De acuerdo con datos retomados por especialistas en consumo y plataformas de reventa, siete de cada diez jóvenes pertenecientes a la Generación Z han adquirido alguna prenda usada durante el último año. Entre las principales razones destacan los precios más accesibles, la posibilidad de encontrar ropa única y el interés por consumir de forma más sostenible.
El crecimiento de aplicaciones y plataformas digitales ha facilitado este tipo de compras. Redes sociales como Instagram y TikTok también han impulsado tendencias relacionadas con ropa vintage, outfits reutilizados y el llamado “thrifting”, término utilizado para describir la búsqueda de prendas en bazares o tiendas de segunda mano.
Especialistas señalan que el fenómeno no solo responde a una moda pasajera, sino también a factores económicos. El aumento en precios de ropa nueva y el interés de los jóvenes por cuidar sus finanzas personales han provocado que más consumidores opten por alternativas reutilizadas. Además, algunas prendas de marcas reconocidas pueden conseguirse a costos mucho menores en tiendas de segunda mano.

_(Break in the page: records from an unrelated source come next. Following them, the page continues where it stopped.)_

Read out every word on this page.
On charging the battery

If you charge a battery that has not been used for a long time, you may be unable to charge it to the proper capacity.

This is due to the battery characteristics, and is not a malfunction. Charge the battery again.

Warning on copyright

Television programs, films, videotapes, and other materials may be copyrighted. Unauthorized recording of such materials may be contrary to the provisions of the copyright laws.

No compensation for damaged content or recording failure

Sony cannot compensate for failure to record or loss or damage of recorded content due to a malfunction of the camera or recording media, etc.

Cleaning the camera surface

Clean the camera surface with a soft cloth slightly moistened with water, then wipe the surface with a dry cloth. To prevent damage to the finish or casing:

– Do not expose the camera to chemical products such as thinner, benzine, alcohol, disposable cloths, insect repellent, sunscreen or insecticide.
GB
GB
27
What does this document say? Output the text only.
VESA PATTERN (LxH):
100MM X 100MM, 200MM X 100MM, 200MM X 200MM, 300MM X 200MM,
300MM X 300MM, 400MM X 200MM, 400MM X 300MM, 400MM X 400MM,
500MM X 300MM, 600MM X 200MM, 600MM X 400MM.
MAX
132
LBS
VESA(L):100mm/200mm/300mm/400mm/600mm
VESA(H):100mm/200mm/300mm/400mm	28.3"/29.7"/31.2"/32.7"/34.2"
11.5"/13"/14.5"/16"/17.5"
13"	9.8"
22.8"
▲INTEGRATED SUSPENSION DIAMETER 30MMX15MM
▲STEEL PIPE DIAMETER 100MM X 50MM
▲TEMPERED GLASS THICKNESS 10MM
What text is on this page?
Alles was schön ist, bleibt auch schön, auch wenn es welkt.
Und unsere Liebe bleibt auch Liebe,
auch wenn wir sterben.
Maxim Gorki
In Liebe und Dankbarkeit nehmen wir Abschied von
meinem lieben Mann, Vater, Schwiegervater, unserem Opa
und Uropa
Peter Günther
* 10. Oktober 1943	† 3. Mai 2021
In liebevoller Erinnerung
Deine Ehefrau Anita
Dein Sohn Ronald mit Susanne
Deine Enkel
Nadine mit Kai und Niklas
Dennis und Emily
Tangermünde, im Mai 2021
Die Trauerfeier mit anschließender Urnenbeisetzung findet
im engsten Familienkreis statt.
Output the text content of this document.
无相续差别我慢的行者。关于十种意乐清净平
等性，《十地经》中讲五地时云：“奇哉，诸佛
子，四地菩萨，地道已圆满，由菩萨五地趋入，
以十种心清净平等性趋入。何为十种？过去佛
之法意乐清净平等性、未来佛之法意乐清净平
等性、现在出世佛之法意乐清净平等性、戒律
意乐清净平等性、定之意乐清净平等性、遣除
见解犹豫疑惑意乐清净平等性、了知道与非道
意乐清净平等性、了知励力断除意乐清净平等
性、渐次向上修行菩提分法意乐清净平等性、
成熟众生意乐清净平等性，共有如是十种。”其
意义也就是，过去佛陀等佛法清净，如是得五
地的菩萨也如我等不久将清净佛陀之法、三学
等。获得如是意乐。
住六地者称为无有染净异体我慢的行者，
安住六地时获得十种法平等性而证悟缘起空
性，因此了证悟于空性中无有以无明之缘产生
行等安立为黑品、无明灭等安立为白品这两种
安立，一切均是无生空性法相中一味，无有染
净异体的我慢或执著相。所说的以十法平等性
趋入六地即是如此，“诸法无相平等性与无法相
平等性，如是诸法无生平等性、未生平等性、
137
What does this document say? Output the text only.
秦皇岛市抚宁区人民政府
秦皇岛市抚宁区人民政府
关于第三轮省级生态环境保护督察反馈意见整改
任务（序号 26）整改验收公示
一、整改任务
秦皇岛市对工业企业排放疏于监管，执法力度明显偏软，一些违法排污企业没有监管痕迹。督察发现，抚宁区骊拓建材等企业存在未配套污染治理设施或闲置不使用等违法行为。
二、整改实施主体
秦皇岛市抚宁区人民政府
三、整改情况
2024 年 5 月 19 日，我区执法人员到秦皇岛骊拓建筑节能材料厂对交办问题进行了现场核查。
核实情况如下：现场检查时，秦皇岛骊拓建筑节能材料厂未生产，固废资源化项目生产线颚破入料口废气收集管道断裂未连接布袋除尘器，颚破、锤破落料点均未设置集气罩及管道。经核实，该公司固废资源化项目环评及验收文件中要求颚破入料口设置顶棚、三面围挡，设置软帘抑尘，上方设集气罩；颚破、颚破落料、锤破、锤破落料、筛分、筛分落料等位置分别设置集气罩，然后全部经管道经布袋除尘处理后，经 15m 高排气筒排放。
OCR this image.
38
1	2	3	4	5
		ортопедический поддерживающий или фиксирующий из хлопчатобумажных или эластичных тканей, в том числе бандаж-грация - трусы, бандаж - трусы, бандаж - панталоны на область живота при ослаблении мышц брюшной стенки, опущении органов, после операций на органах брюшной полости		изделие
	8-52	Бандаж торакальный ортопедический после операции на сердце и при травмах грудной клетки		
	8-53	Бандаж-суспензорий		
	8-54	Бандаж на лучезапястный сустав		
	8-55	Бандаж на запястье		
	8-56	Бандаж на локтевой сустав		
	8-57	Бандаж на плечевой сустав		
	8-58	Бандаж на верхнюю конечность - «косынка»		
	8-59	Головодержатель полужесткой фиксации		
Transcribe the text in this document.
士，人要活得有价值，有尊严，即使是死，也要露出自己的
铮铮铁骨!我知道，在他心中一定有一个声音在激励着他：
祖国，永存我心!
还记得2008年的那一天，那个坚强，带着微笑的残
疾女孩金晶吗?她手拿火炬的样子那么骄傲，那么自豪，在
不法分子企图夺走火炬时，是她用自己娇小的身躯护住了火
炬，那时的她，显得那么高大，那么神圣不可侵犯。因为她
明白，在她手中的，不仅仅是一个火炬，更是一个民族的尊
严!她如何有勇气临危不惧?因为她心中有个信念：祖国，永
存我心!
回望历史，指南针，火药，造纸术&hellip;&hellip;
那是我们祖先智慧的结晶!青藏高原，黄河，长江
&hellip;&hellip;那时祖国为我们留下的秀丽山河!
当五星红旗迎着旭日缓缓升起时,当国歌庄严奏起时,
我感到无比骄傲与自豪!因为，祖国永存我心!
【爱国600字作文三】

Otro de los factores que ha influido en este crecimiento es la preocupación ambiental. Organismos internacionales han advertido que la industria de la moda es una de las más contaminantes del mundo debido al consumo de agua, generación de residuos y emisiones de carbono. Ante ello, muchos jóvenes consideran que reutilizar ropa ayuda a disminuir el desperdicio textil.
En redes sociales, usuarios de la Generación Z aseguran que comprar ropa usada también les permite expresar un estilo más personal y alejarse de prendas masivas. Algunos incluso han convertido la reventa de ropa en un negocio digital mediante bazares en línea y transmisiones en vivo.